DISEASES CAUSED BY REACTIONS OF T LYMPHOCYTES TO INCOMPATIBLE STRUCTURES OF MAJOR HISTOCOMPATIBILITY COMPLEX .1. AUTOIMMUNE HEMOLYTIC-ANEMIA

The capacities of various lymphoid cells from C57BL/10 [mouse] donors to induce antibodies against red blood cells (RBC) in (C57BL/10 .times. DBA/2)F1 recipients were compared: cortisone-resistant thymocytes were more potent inducers than spleen cells, and bone marrow cells were ineffective. This established a need for parental T [thymus-derived] lymphocytes in the induction of Coombs-positive hemolytic anemia by the graft-vs.-host reaction (GVHR). Since some of the anti-RBC antibodies carried the Ig[immunoglobulin]c allotype specific for the F1 host, they were autoantibodies. When antibodies were eluted from the erythrocytes of F1 mice undergoing the GVHR (GVH F1 mice) and subsequently tested against normal RBC in the indirect Coombs'' test, the Igc allotype was demonstrable even on those antibodies reacting with RBC of the donor strain (C57BL/10). Reactions with normal intact RBC of other strains and species were noted. Anti-RBC antibodies belonged to all Ig classes and subclasses that were tested (IgG1, IgG2a, IgG2b, IgA and IgM).

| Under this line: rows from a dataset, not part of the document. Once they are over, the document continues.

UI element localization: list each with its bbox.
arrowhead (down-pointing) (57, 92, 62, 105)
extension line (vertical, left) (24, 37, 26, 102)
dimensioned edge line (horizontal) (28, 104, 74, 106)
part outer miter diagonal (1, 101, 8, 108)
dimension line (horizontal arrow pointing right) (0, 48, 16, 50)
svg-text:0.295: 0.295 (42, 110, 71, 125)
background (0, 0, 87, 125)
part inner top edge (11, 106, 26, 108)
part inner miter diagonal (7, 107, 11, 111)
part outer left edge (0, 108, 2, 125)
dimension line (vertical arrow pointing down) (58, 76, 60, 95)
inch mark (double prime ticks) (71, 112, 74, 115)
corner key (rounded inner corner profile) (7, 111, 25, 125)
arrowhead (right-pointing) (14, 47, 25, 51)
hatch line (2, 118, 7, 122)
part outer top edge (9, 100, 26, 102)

The overwhelming majority of lymphoid cells from GVH animals were host cells; most of these host cells were Thy-1.2-negative. In several GVH F1 mice, Coombs-positive erythrocytes were demonstrated for periods of more than 5 mo.; Igc-positive anti-RBC antibodies were detected for periods up to 3 mo. When an additional injection of parental T cells was administered to GVH F1 mice, which had become Coombs-negative in the course of the GVHR, new anti-RBC antibodies appeared. In contrast to F1 B [bone marrow-derived] cells, T cells of the F1 host were not needed for autoimmunization. When (C57BL/10 .times. DBA/2)F1 mice were back-crossed into strain C57BL/10 and the offsprings injected with C57BL/10 (H-2bb) lymphoid cells, most of the H-2 heterozygous (H-2bd) back-crosses developed Coombs''-positive hemolytic anemia; none of the H-2 homozygous (H-2bb) ones did. Anti-RBC autoantibodies were probably induced by a persistent reaction of parental T helper cells to incompatible H-2 structures on normally present autoreactive F1 B cells. Reactions of T lymphocytes against virally or chemically altered structures of the major histocompatibility complex may lead to auto-immunization in nonchimeric individuals also.